A Virginia cybersecurity firm uncovered a vast North Korean employment scheme after deliberately hiring a suspected operative and tracking his activities for three months, revealing a network funneling millions to the communist regime’s weapons programs while stealing American corporate secrets.

The Perfect Worker Who Wasn’t

The man known as Jo appeared to be an ideal candidate for Nisos, a corporate security company. He worked from 5 a.m. until late at night, six days weekly, juggling three jobs while applying to 50 more positions daily. During a June video interview for an artificial intelligence role, Jo claimed he lived in Palm Beach Gardens, Florida. When Nisos executives asked about a nonexistent hurricane, Jo hesitated before answering. Minutes later, when asked to share his screen, he abruptly disconnected. The company had already suspected Jo’s true identity and decided to hire him as part of an elaborate investigation.
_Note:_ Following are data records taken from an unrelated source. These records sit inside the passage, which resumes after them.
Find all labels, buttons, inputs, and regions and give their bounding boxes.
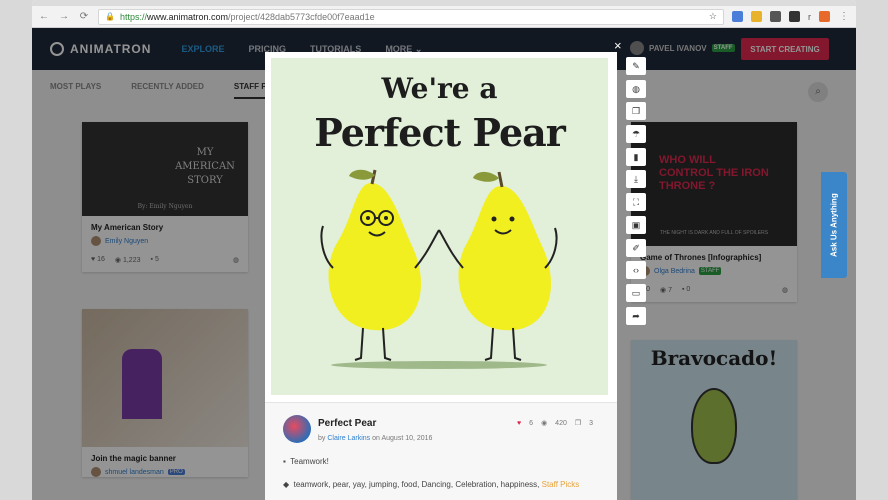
back-icon[interactable]: ←	[38, 11, 50, 22]
copy-icon: ❐	[574, 420, 582, 427]
author-link[interactable]: Claire Larkins	[327, 435, 370, 442]
avatar[interactable]	[283, 415, 311, 443]
address-bar: ← → ⟳ 🔒 https://www.animatron.com/projec…	[32, 6, 856, 28]
url-input[interactable]: 🔒 https://www.animatron.com/project/428d…	[98, 8, 724, 25]
url-path: /project/428dab5773cfde00f7eaad1e	[228, 11, 375, 22]
chart-icon[interactable]: ▮	[626, 147, 646, 166]
ask-us-anything-tab[interactable]: Ask Us Anything	[821, 172, 847, 278]
url-host: www.animatron.com	[146, 11, 229, 22]
extension-r-icon[interactable]: r	[808, 12, 811, 22]
views-count: 420	[555, 419, 567, 427]
layers-icon[interactable]	[789, 11, 800, 22]
save-icon[interactable]: ▭	[626, 283, 646, 302]
close-icon[interactable]: ×	[614, 38, 622, 53]
extension-icon[interactable]	[751, 11, 762, 22]
tag-icon: ◆	[283, 480, 290, 489]
umbrella-icon[interactable]: ☂	[626, 125, 646, 144]
copies-count: 3	[589, 419, 594, 427]
eye-icon: ◉	[541, 420, 548, 427]
pocket-icon[interactable]	[770, 11, 781, 22]
project-artwork[interactable]: We're a Perfect Pear	[271, 58, 608, 395]
project-stats: ♥ 6 ◉ 420 ❐ 3	[517, 419, 594, 428]
pencil-icon[interactable]: ✎	[626, 57, 646, 75]
share-icon[interactable]: ➦	[626, 306, 646, 325]
project-tags: ◆ teamwork, pear, yay, jumping, food, Da…	[283, 480, 580, 489]
code-icon[interactable]: ‹›	[626, 261, 646, 280]
lock-icon: 🔒	[105, 12, 115, 21]
star-icon[interactable]: ☆	[709, 11, 717, 22]
fire-icon[interactable]	[819, 11, 830, 22]
forward-icon[interactable]: →	[58, 11, 70, 22]
project-byline: by Claire Larkins on August 10, 2016	[318, 435, 433, 442]
reload-icon[interactable]: ⟳	[78, 11, 90, 22]
url-scheme: https://	[119, 11, 147, 22]
download-icon[interactable]: ⤓	[626, 170, 646, 189]
likes-count: 6	[529, 419, 534, 427]
project-modal: We're a Perfect Pear Perfect Pear by Cla…	[265, 52, 617, 500]
comment-icon: ▪	[283, 457, 286, 466]
fullscreen-icon[interactable]: ⛶	[626, 193, 646, 212]
staff-picks-tag[interactable]: Staff Picks	[542, 480, 580, 489]
embed-box-icon[interactable]: ▣	[626, 215, 646, 234]
project-title[interactable]: Perfect Pear	[318, 418, 376, 429]
project-description: ▪ Teamwork!	[283, 457, 329, 466]
globe-icon[interactable]: ◍	[626, 79, 646, 98]
copy-icon[interactable]: ❐	[626, 102, 646, 121]
pears-illustration	[320, 169, 558, 369]
project-date: August 10, 2016	[381, 435, 433, 442]
tool-column: ✎ ◍ ❐ ☂ ▮ ⤓ ⛶ ▣ ✐ ‹› ▭ ➦	[626, 57, 646, 329]
project-details: Perfect Pear by Claire Larkins on August…	[265, 402, 617, 500]
heart-icon[interactable]: ♥	[517, 420, 521, 427]
edit-note-icon[interactable]: ✐	[626, 238, 646, 257]
menu-icon[interactable]: ⋮	[838, 11, 850, 22]
extension-icon[interactable]	[732, 11, 743, 22]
Network of Deception Revealed

By shipping Jo a monitored laptop, Nisos gained unprecedented access to what investigators believe was a Democratic People’s Republic of Korea IT team. The three-month investigation exposed at least 20 North Korean operatives who collectively applied to 160,000 positions at American companies. The workers, likely based in China, were employed by five U.S. companies during the monitoring period. Evidence pointed to an American citizen operating from two suburban Florida homes who allegedly assisted the network. The FBI declared these schemes increasingly malicious, with the Justice Department calling the issue code red.

National Security Threat

For a decade, North Korea has placed remote workers at U.S. companies to funnel money back to the regime and steal sensitive information, according to federal agencies. These workers’ salaries help evade sanctions and fund weapons of mass destruction and ballistic missile programs. The schemes involve hundreds of American companies, thousands of workers, and generate hundreds of millions annually. Jared Hudson, Nisos chief technology officer, called the investigation a dream scenario for analysts who typically never get real-time access to suspected operations.